Clay pot rice with Asian sausage, pork jerky and shitake mushroom


It is called clay pot rice because the traditional version is cooked in original clay pot.  I don’t have one.  Well; I used to have several, but I broke all of them.  Rice cooked in clay pot is definitely the best I have ever tasted.  However the clay pot is kind of hard to take care of.  After I switch to sturdy stone pot, everybody is happy.

My husband and I made some traditional style sausage and pork jerky last month.  After air dried and fermented for about a month, they are ready to eat.  And they taste great!  I am so proud of myself, haha …

For all those who don’t want to make Asian pork jerky and sausage from scratch, they are available in frozen section in most Asian grocery stores. 


1 piece pork jerky
2 piece sausages
6 to 8 fresh shitake mushroom, thinly sliced
1 cup rice
a few drops of oil
1 to 1 1/2 teaspoon sugar
2 to 3tablespoon soy sauce
1 1/2 to 2 cup chicken broth / water
salt to taste



Rinse the pork jerky and sausage well, steam for about 20 minutes and then thinly slice.

Add the rice and oil into a stone pot, (a small cast pot will be good too). Whish the rice and oil together until the rice is evenly coated with oil.  Add chicken broth/ water, soak 10 minutes and then heat over medium-high heat.

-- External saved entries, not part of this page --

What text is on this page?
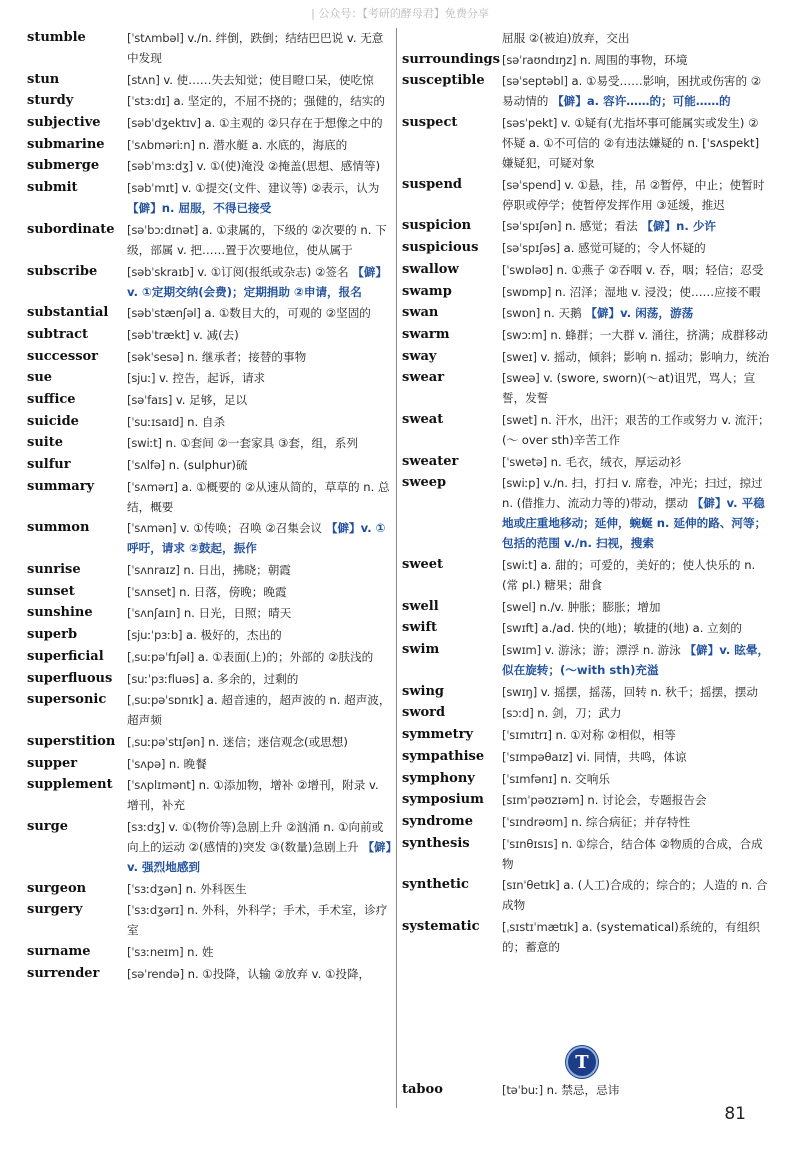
| 公众号：【考研的酵母君】免费分享
stumble	[ˈstʌmbəl] v./n. 绊倒，跌倒；结结巴巴说 v. 无意中发现
stun	[stʌn] v. 使……失去知觉；使目瞪口呆，使吃惊
sturdy	[ˈstɜːdɪ] a. 坚定的，不屈不挠的；强健的，结实的
subjective [səbˈdʒektɪv] a. ①主观的 ②只存在于想像之中的
submarine [ˈsʌbməriːn] n. 潜水艇 a. 水底的，海底的
submerge [səbˈmɜːdʒ] v. ①(使)淹没 ②掩盖(思想、感情等)
submit	[səbˈmɪt] v. ①提交(文件、建议等) ②表示，认为 【僻】n. 屈服，不得已接受
subordinate [səˈbɔːdɪnət] a. ①隶属的，下级的 ②次要的 n. 下级，部属 v. 把……置于次要地位，使从属于
subscribe	[səbˈskraɪb] v. ①订阅(报纸或杂志) ②签名 【僻】v. ①定期交纳(会费)；定期捐助 ②申请，报名
substantial [səbˈstænʃəl] a. ①数目大的，可观的 ②坚固的
subtract	[səbˈtrækt] v. 减(去)
successor [səkˈsesə] n. 继承者；接替的事物
sue	[sjuː] v. 控告，起诉，请求
suffice	[səˈfaɪs] v. 足够，足以
suicide	[ˈsuːɪsaɪd] n. 自杀
suite	[swiːt] n. ①套间 ②一套家具 ③套，组，系列
sulfur	[ˈsʌlfə] n. (sulphur)硫
summary	[ˈsʌmərɪ] a. ①概要的 ②从速从简的，草草的 n. 总结，概要
summon	[ˈsʌmən] v. ①传唤；召唤 ②召集会议 【僻】v. ①呼吁，请求 ②鼓起，振作
sunrise	[ˈsʌnraɪz] n. 日出，拂晓；朝霞
sunset	[ˈsʌnset] n. 日落，傍晚；晚霞
sunshine	[ˈsʌnʃaɪn] n. 日光，日照；晴天
superb	[sjuːˈpɜːb] a. 极好的，杰出的
superficial [ˌsuːpəˈfɪʃəl] a. ①表面(上)的；外部的 ②肤浅的
superfluous [suːˈpɜːfluəs] a. 多余的，过剩的
supersonic [ˌsuːpəˈsɒnɪk] a. 超音速的，超声波的 n. 超声波，超声频
superstition [ˌsuːpəˈstɪʃən] n. 迷信；迷信观念(或思想)
supper	[ˈsʌpə] n. 晚餐
supplement [ˈsʌplɪmənt] n. ①添加物，增补 ②增刊，附录 v. 增刊，补充
surge	[sɜːdʒ] v. ①(物价等)急剧上升 ②汹涌 n. ①向前或向上的运动 ②(感情的)突发 ③(数量)急剧上升 【僻】v. 强烈地感到
surgeon	[ˈsɜːdʒən] n. 外科医生
surgery	[ˈsɜːdʒərɪ] n. 外科，外科学；手术，手术室，诊疗室
surname	[ˈsɜːneɪm] n. 姓
surrender [səˈrendə] n. ①投降，认输 ②放弃 v. ①投降，
屈服 ②(被迫)放弃，交出
surroundings [səˈraʊndɪŋz] n. 周围的事物，环境
susceptible [səˈseptəbl] a. ①易受……影响，困扰或伤害的 ②易动情的 【僻】a. 容许……的；可能……的
suspect	[səsˈpekt] v. ①疑有(尤指坏事可能属实或发生) ②怀疑 a. ①不可信的 ②有违法嫌疑的 n. [ˈsʌspekt]嫌疑犯，可疑对象
suspend	[səˈspend] v. ①悬，挂，吊 ②暂停，中止；使暂时停职或停学；使暂停发挥作用 ③延缓，推迟
suspicion	[səˈspɪʃən] n. 感觉；看法 【僻】n. 少许
suspicious [səˈspɪʃəs] a. 感觉可疑的；令人怀疑的
swallow	[ˈswɒləʊ] n. ①燕子 ②吞咽 v. 吞，咽；轻信；忍受
swamp	[swɒmp] n. 沼泽；湿地 v. 浸没；使……应接不暇
swan	[swɒn] n. 天鹅 【僻】v. 闲荡，游荡
swarm	[swɔːm] n. 蜂群；一大群 v. 涌往，挤满；成群移动
sway	[sweɪ] v. 摇动，倾斜；影响 n. 摇动；影响力，统治
swear	[sweə] v. (swore, sworn)(～at)诅咒，骂人；宣誓，发誓
sweat	[swet] n. 汗水，出汗；艰苦的工作或努力 v. 流汗；(～ over sth)辛苦工作
sweater	[ˈswetə] n. 毛衣，绒衣，厚运动衫
sweep	[swiːp] v./n. 扫，打扫 v. 席卷，冲光；扫过，掠过 n. (借推力、流动力等的)带动，摆动 【僻】v. 平稳地或庄重地移动；延伸，蜿蜒 n. 延伸的路、河等；包括的范围 v./n. 扫视，搜索
sweet	[swiːt] a. 甜的；可爱的，美好的；使人快乐的 n. (常 pl.) 糖果；甜食
swell	[swel] n./v. 肿胀；膨胀；增加
swift	[swɪft] a./ad. 快的(地)；敏捷的(地) a. 立刻的
swim	[swɪm] v. 游泳；游；漂浮 n. 游泳 【僻】v. 眩晕，似在旋转；(～with sth)充溢
swing	[swɪŋ] v. 摇摆，摇荡，回转 n. 秋千；摇摆，摆动
sword	[sɔːd] n. 剑，刀；武力
symmetry [ˈsɪmɪtrɪ] n. ①对称 ②相似，相等
sympathise [ˈsɪmpəθaɪz] vi. 同情，共鸣，体谅
symphony [ˈsɪmfənɪ] n. 交响乐
symposium [sɪmˈpəʊzɪəm] n. 讨论会，专题报告会
syndrome	[ˈsɪndrəʊm] n. 综合病征；并存特性
synthesis	[ˈsɪnθɪsɪs] n. ①综合，结合体 ②物质的合成，合成物
synthetic	[sɪnˈθetɪk] a. (人工)合成的；综合的；人造的 n. 合成物
systematic [ˌsɪstɪˈmætɪk] a. (systematical)系统的，有组织的；蓄意的
T
taboo	[təˈbuː] n. 禁忌，忌讳
81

After the broth boils, reduce the heat and bring to a simmer.   In 15 to 20 minutes, top the rice with one layer of sliced shitake mushroom, another layer of sliced sausage and pork jerky, cover, and cook until the rice is cook through, about another 10 minutes.

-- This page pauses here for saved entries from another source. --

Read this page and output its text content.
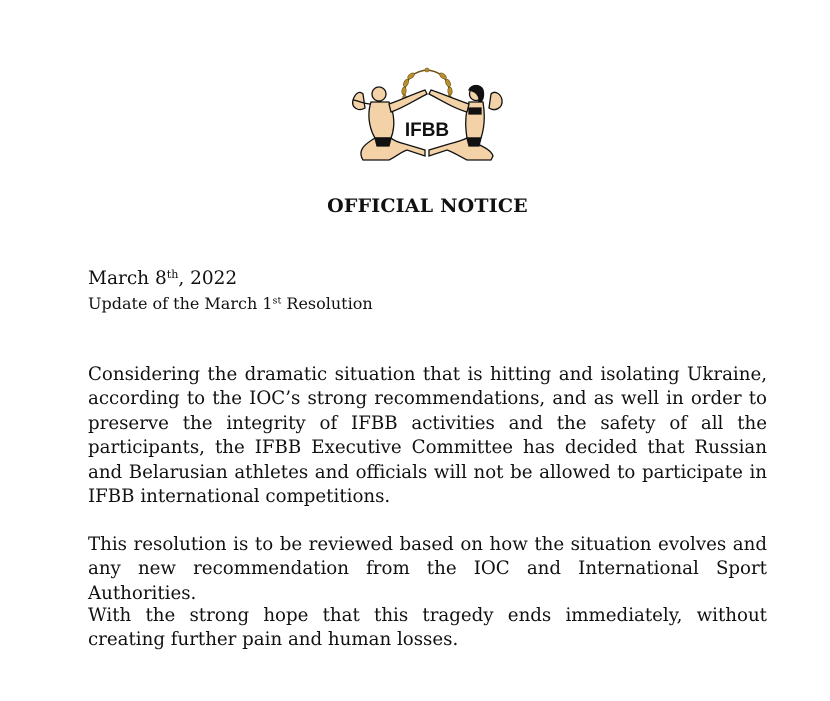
IFBB
OFFICIAL NOTICE
March 8th, 2022
Update of the March 1st Resolution

Considering the dramatic situation that is hitting and isolating Ukraine, according to the IOC’s strong recommendations, and as well in order to preserve the integrity of IFBB activities and the safety of all the participants, the IFBB Executive Committee has decided that Russian and Belarusian athletes and officials will not be allowed to participate in IFBB international competitions.

This resolution is to be reviewed based on how the situation evolves and any new recommendation from the IOC and International Sport Authorities.

With the strong hope that this tragedy ends immediately, without creating further pain and human losses.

In a small bowl, whisk soy sauce and sugar together until sugar melts.  Sprinkle the soy sauce over cooked rice, mix well and serve immediately.   

The aroma from sausage, pork jerky and shitake mushroom are so comforting that it reminds me of my grandma’s kitchen.  The soy sauce goes a long way in the whole pot rice.

Mix well in the pot and then serve individually in regular bowls.

Stone pot is so thick that it stays hot for a really long time.  Isn’t it a nice feature during winter?